And yes, while the movie was exhilarating and didn’t disappoint readers and fans alike, that’s not what I was thinking about when I left the theater. As my daughter talked 100 mph without, it seemed, inhaling once, about the actors’ portrayal of the characters, the interpretation of the setting, scenes, and sanitization of the violence, and of course, Katniss and Peeta’s self-sacrifice and determination—I wanted to shout out to her: “YOU GO, GIRL! YOU GO! Get excited about books! Get excited about seeing your books on the big screen! Get amped up when talking about character development and setting. You are every author’s dream, hon! An engaged, enthusiastic, passionate FAN.” As both a writer and her mother, I wanted to hug her. (But she’s a teen girl. So I knew better to wait until we were out of eyeshot of the hundreds of other girls, who wouldn’t be caught dead hugging their own moms.)
Through the entire drive home, I couldn’t help but think that my daughter, her friends, and all girls like her are the future of the reading world.

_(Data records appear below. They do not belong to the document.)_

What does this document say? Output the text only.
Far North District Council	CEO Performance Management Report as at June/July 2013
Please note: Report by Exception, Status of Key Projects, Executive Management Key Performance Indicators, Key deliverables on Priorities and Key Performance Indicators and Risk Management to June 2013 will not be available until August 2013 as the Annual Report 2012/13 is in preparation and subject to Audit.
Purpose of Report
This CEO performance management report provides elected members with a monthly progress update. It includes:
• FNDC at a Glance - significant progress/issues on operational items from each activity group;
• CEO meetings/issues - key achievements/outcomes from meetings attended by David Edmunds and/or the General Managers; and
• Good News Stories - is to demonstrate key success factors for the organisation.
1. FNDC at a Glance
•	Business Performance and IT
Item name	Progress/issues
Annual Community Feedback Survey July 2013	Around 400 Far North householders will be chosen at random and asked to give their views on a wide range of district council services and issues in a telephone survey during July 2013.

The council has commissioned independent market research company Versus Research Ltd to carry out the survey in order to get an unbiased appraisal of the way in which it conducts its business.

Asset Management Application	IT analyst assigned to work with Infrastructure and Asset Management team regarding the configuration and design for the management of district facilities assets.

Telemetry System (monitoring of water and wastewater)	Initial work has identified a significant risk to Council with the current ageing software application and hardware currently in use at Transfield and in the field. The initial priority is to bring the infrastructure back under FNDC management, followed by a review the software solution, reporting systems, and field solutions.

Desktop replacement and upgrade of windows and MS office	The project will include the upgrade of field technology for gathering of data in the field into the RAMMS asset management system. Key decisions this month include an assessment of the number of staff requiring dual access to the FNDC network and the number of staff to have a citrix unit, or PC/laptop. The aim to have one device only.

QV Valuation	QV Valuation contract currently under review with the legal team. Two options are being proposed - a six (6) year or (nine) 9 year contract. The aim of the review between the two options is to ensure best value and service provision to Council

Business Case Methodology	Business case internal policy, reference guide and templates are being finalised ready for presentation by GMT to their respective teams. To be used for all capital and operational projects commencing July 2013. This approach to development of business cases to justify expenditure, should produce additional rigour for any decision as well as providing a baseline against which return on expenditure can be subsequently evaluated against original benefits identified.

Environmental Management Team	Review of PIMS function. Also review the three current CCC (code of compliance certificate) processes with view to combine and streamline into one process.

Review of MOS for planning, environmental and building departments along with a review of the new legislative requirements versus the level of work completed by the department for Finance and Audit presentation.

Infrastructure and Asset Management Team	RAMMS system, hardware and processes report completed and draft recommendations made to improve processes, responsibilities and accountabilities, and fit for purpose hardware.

They will be reading our adult fiction books five and ten years from now! It’s not very long at all. (They may even be reading our books now for all we know. I’ve seen my daughter with books I’ve only just heard about—and she and her friends were some of my first readers of my own novel Proof of Heaven.) Needless to say, they are an eager and hungry group, and there are soooo many of them. Best of all, they are a loyal, tweeting, networking lot at that. I don’t remember having the collective reading experience that my daughter has had. When I was a kid, we didn’t read long trilogies or series together and wait endlessly to see our favorite heroine to hit the big screen. In fact outside of Disney princesses, I don’t remember many female heroines at all in my favorite books or movies (leave out the obvious exceptions—Nancy Drew, Laura Ingalls, and Elizabeth Bennett). And we certainly didn’t tweet or blog or even find out about books the way girls do now. Long story, short: If these girls are the future of the reading world, our future as women writers is a bright one.
What our girls read, how often they do, and how they extrapolate meaning and context and apply it to their own lives is nothing less than, well, extraordinary. My daughter’s generation was the generation born into a Harry Potter World. The first books she first read were by strong, determined, and innovative women. J.K. Rowling’s genius dominated my daughter’s young reading life, as did a quick succession of female writers whose books my daughter devoured daily. Brigid’s world has been filled with women authors writing about strong female characters—who are capable of doing so much even against so much adversity—like Suzanne Collins’ Katniss in The Hunger Games. And thanks to these formidable women writers and their memorable characters, our girls have been trained, in a way, to seek female writers with strong female leads out. If you don’t believe me, believe the ratings. The Hunger Games debuted as the third highest grossing film of all time on day one of its release. Thank you, girls. And thank you, Suzanne Collins, for creating such a memorable female lead. You, and all female writers like you, have blazed a wonderful trail for the rest of us. (Ahh, if only Mary Ann Evans could see us now! I doubt she’d ever want to change her name to George Eliot to sell a book!)